In it was the envelope, welcoming her to the 137th class of Spelman College.
“You got the blue envelope,” her father Donald Mason shouted. “Do you know how many young ladies covet that?”
“I didn’t think I would be as shocked as I was. I was like, ‘I got in,’” said Mason, a National Honor Society graduate from Mill Creek High School in Gwinnett County. “I didn’t think I would cry. But in the moment, I got a little emotional.”
Earlier this year, as part of a series on historically black colleges and universities, the Atlanta Journal-Constitution profiled Mason’s older sister, Delanie Mason and her decision to attend Kennesaw State University instead of following her family’s path toward an HBCU.
Delanie Mason bucked family tradition, because she felt more comfortable in a more diverse environment. And she was attracted by the price of attending a public school in Georgia that would be partially paid for by the HOPE scholarship.
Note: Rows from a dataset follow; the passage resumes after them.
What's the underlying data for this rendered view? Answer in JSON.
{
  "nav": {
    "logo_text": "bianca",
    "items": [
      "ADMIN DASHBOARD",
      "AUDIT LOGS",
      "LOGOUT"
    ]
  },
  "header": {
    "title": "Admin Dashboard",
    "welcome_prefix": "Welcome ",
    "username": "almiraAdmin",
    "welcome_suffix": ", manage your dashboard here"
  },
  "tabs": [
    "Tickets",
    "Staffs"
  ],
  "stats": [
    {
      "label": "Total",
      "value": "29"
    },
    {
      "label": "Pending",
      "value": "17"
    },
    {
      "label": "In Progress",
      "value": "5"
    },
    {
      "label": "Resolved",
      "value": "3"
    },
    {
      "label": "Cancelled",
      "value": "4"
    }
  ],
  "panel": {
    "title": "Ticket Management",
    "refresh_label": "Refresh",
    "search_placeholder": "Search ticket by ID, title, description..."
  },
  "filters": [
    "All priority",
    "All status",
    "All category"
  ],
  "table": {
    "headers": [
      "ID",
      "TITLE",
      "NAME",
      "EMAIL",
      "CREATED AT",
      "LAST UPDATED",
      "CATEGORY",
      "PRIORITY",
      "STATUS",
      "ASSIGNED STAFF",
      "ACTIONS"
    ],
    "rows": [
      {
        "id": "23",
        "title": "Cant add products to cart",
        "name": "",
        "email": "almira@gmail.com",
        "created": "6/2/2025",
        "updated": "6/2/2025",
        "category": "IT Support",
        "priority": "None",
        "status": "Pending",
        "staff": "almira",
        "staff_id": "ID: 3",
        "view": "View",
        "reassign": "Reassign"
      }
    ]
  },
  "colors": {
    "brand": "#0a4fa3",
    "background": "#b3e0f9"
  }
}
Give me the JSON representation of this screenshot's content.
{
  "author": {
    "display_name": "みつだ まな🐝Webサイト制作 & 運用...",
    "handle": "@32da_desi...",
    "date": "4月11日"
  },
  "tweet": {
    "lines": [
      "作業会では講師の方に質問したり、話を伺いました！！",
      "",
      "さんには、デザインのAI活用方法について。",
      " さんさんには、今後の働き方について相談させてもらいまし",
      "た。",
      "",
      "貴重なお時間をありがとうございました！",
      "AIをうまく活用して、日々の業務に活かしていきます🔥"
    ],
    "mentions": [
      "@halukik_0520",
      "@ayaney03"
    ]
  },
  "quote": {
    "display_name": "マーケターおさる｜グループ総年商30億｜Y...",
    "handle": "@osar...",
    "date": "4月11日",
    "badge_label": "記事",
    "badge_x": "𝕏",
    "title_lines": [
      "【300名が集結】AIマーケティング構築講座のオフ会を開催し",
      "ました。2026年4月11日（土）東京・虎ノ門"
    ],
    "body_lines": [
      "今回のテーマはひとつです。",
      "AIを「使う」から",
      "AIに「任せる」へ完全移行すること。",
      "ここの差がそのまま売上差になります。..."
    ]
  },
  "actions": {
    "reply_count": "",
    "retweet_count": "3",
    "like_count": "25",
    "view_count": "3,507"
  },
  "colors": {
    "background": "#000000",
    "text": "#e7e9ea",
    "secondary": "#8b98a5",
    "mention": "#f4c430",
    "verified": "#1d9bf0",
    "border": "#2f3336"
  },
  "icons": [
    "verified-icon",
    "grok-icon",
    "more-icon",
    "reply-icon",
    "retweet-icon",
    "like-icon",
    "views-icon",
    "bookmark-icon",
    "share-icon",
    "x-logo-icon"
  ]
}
But in an interview with the AJC as part of the story, Deja Mason, said Spelman, which annually ranks as one of the best black colleges in the nation, was always in her sights. She plans to major in English and double minor in political science and pre-law.
“Spelman was the first school I officially got accepted into. It was my first choice and it was the first school that reached out to me,” said Deja Mason, who was later accepted at Agnes Scott College and Georgia State University. “I am happy that I am going on an HBCU. But I am also happy that I am going to a woman’s college that is full of black women who look like me.”
At Deja Mason’s graduation last Wednesday, her mother Teresa, the former Miss North Carolina Central University, and her father, Donald, a middle school principal in Atlanta, beamed as her name was called among the honor graduates. In the front yard of their Duluth home, a giant sign read: “Congratulations!! Deja. L. Mason. 2018 Honor Graduate. Mill Creek High School. Spelman College.”
“Spelman has always been her dream,” Donald Mason said. “Now, we just got to figure out how to pay for it. God help us.”